If you’re pregnant or planning to become pregnant, you’ve probably heard about the importance of getting enough folic acid. Folic acid is a type of B vitamin that’s crucial for fetal development, especially during the early stages of pregnancy. But what exactly is folic acid, why is it so essential, and how should you incorporate it into your pregnancy journey? We’ve consulted with three OB-GYNs to shed light on your burning questions about folic acid during pregnancy.
What Is Folic Acid? Folic acid is a member of the B vitamin family that our bodies need to produce new red blood cells. When you don’t have enough red blood cells, you can develop a condition known as anemia. Folic acid is naturally present in leafy green vegetables, fruits, and nuts. It’s also added to certain foods like bread and cereal as a fortifier and is a common component of many vitamin supplements.
Why Is Folic Acid Important Before and During Pregnancy? Folic acid is crucial for everyone, but it becomes especially vital for those who are pregnant or planning to conceive. It plays a pivotal role in the normal development of a baby’s nervous system. As Dr. Amy Wetter, a board-certified OB-GYN, explains, “Folic acid is essential for forming the neural tube, which ultimately becomes the early brain and spine. Adequate levels of folic acid can help prevent birth defects affecting the brain and spine.”
Beyond preventing neural tube defects, folic acid can also reduce the risk of other birth defects like cleft lip and palate. Additionally, it supports the growth and development of the placenta, which supplies nutrients and oxygen to the growing baby and may help prevent complications like preterm labor and preeclampsia, according to Dr. Anisha Farishta, an OB-GYN.
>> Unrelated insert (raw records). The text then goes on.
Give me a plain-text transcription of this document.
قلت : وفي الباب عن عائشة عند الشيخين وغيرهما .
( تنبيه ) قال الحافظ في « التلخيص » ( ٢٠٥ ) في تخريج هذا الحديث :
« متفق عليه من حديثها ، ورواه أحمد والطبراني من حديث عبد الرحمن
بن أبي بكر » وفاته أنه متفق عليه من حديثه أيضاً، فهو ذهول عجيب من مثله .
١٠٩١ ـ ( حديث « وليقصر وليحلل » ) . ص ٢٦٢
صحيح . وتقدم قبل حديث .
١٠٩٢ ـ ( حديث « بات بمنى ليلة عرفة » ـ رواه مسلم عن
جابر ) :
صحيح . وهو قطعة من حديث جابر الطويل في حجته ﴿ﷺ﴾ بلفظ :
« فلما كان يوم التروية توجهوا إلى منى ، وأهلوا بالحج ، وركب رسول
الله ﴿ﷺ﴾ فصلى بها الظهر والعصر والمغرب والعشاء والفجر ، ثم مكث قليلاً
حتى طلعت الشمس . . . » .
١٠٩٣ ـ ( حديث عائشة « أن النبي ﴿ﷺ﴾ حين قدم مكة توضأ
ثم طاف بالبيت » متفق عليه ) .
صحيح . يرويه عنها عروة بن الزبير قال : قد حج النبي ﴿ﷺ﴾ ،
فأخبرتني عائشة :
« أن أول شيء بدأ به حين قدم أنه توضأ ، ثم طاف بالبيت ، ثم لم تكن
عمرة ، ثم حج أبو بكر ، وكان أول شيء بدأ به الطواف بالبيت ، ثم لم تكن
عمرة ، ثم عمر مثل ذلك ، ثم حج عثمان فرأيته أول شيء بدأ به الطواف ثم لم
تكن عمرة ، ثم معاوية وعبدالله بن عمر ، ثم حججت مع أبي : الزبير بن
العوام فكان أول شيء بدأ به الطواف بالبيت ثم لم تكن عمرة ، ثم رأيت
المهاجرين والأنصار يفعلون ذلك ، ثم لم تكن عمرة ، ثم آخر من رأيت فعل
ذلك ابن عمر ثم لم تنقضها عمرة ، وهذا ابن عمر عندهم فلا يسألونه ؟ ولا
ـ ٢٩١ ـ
When Should You Start Taking Folic Acid Supplements? The common perception is that folic acid supplements are necessary as soon as you become pregnant. However, medical experts recommend starting supplementation even before conception. Dr. Maggie Richter, an OB-GYN, advises taking folic acid supplements for at least one to three months before becoming pregnant and continuing throughout the pregnancy. The most critical period for folic acid intake is during the first six to eight weeks of pregnancy, as this is when the neural tube is forming.
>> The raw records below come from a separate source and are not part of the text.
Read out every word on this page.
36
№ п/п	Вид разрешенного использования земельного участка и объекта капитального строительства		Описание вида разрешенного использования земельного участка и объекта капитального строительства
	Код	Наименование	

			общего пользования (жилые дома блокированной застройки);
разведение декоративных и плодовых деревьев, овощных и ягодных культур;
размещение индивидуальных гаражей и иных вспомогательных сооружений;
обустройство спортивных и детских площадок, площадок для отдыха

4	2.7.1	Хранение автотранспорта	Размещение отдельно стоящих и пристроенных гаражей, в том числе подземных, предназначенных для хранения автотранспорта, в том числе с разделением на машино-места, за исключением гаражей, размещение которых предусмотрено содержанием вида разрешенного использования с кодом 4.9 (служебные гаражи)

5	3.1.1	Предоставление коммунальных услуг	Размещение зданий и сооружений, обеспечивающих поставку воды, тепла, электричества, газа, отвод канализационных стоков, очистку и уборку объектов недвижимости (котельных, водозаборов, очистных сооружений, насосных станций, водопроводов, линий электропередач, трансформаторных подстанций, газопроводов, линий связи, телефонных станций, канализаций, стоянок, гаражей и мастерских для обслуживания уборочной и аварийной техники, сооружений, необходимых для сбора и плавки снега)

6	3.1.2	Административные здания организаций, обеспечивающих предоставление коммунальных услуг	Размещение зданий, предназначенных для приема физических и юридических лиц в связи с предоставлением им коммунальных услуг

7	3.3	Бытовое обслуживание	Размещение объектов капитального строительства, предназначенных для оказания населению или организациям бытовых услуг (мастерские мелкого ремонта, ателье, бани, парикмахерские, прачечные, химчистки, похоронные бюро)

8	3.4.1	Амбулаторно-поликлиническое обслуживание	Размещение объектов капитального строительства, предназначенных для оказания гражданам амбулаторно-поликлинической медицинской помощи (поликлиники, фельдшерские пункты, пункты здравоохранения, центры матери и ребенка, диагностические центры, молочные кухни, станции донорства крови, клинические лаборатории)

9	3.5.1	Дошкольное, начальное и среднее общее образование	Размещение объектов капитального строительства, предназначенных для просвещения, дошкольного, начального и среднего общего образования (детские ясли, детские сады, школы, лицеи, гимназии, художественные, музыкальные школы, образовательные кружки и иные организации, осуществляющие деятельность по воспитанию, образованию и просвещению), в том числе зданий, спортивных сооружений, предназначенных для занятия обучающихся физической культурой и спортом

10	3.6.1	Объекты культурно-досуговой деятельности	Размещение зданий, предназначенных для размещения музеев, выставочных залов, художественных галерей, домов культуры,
For those who do not plan their pregnancies or are at risk of unplanned pregnancies, Dr. Richter suggests taking a folic acid supplement as a precaution.
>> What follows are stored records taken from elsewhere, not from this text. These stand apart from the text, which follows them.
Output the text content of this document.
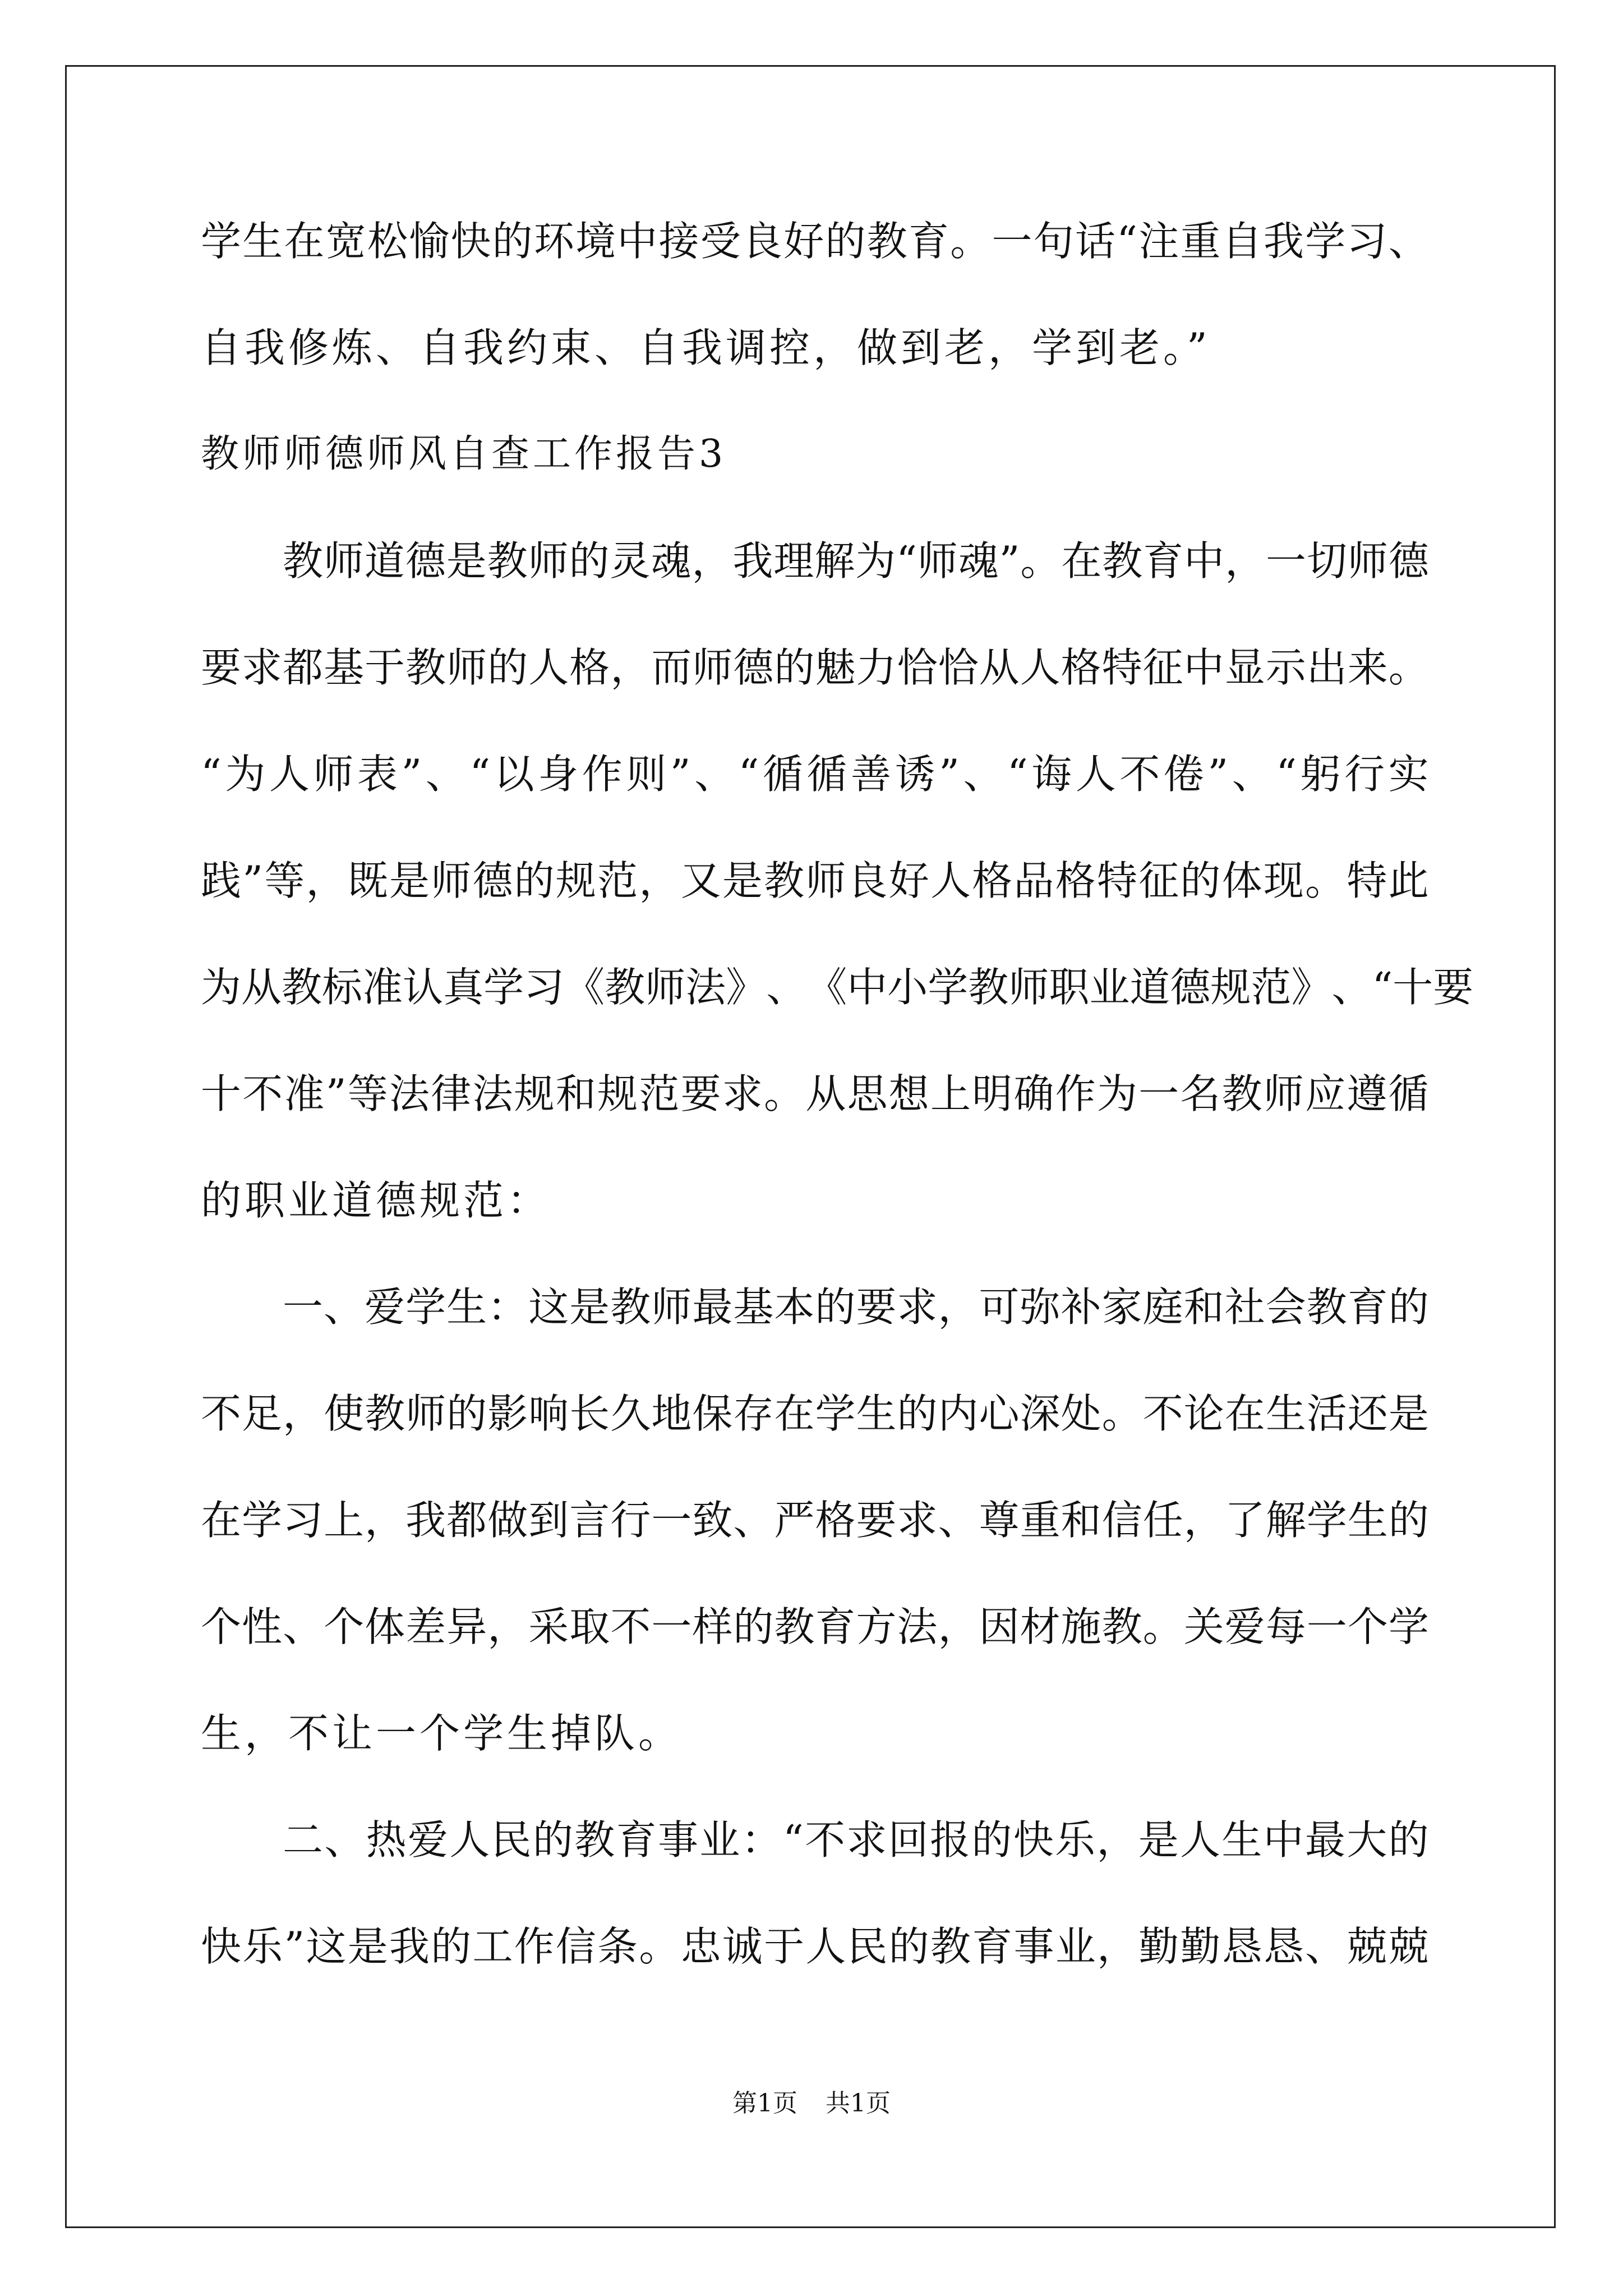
学 生 在 宽 松 愉 快 的 环 境 中 接 受 良 好 的 教 育 。 一 句 话 “ 注 重 自 我 学 习 、
自我修炼、自我约束、自我调控，做到老，学到老。”
教师师德师风自查工作报告3
教 师 道 德 是 教 师 的 灵 魂 ， 我 理 解 为 “ 师 魂 ” 。 在 教 育 中 ， 一 切 师 德
要 求 都 基 于 教 师 的 人 格 ， 而 师 德 的 魅 力 恰 恰 从 人 格 特 征 中 显 示 出 来 。
“ 为 人 师 表 ” 、 “ 以 身 作 则 ” 、 “ 循 循 善 诱 ” 、 “ 诲 人 不 倦 ” 、 “ 躬 行 实
践 ” 等 ， 既 是 师 德 的 规 范 ， 又 是 教 师 良 好 人 格 品 格 特 征 的 体 现 。 特 此
为 从 教 标 准 认 真 学 习 《 教 师 法 》 、 《 中 小 学 教 师 职 业 道 德 规 范 》 、 “ 十 要
十 不 准 ” 等 法 律 法 规 和 规 范 要 求 。 从 思 想 上 明 确 作 为 一 名 教 师 应 遵 循
的职业道德规范：
一 、 爱 学 生 ： 这 是 教 师 最 基 本 的 要 求 ， 可 弥 补 家 庭 和 社 会 教 育 的
不 足 ， 使 教 师 的 影 响 长 久 地 保 存 在 学 生 的 内 心 深 处 。 不 论 在 生 活 还 是
在 学 习 上 ， 我 都 做 到 言 行 一 致 、 严 格 要 求 、 尊 重 和 信 任 ， 了 解 学 生 的
个 性 、 个 体 差 异 ， 采 取 不 一 样 的 教 育 方 法 ， 因 材 施 教 。 关 爱 每 一 个 学
生，不让一个学生掉队。
二 、 热 爱 人 民 的 教 育 事 业 ： “ 不 求 回 报 的 快 乐 ， 是 人 生 中 最 大 的
快 乐 ” 这 是 我 的 工 作 信 条 。 忠 诚 于 人 民 的 教 育 事 业 ， 勤 勤 恳 恳 、 兢 兢
第1页 共1页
How Much Folic Acid Should You Take? The American College of Obstetricians and Gynecologists (ACOG) recommends that pregnant individuals consume approximately 600 micrograms of folic acid daily. To ensure you meet this requirement, it’s suggested to take a daily prenatal vitamin with at least 400 micrograms of folic acid at least one month before pregnancy. You should also focus on consuming foods rich in folate.
Before pregnancy, a daily intake of 400 micrograms of folic acid is recommended. However, some individuals may require more, especially if they’ve had previous pregnancies affected by neural tube defects or are taking specific medications. It’s important to consult with a healthcare provider to determine the right folic acid dosage for your situation.
Who Shouldn’t Take Folic Acid? In general, folic acid supplementation is safe for most individuals. However, there are specific scenarios where caution is advised. If you’ve had an allergic reaction to folic acid in the past or have a history of certain types of cancers, seizures, or vitamin B12 deficiencies, you may need to avoid folic acid supplements. Dr. Wetter emphasizes the importance of consulting with a healthcare provider before taking any medication or supplement.
Best Ways to Take Folic Acid During Pregnancy ACOG recommends obtaining folic acid through both supplements and food sources. Prenatal vitamins are a convenient option, typically containing 400 micrograms of folic acid. If swallowing pills is challenging due to morning sickness or food aversions, choose a supplement that suits your preferences.
Folic acid can also be acquired through food sources, including fortified grains such as bread, cereals, pasta, rice, and flour, as mandated by the FDA. You can identify these fortified products by checking the food label. Additionally, many natural food sources contain folate, the naturally occurring form of folic acid. These include dark leafy greens (like spinach and kale), oranges, bananas, lentils, black-eyed peas, avocados, asparagus, beef liver, and Brussels sprouts.
If you have further questions about folic acid during pregnancy or require recommendations for specific supplements, it’s advisable to consult with an OB-GYN or healthcare provider.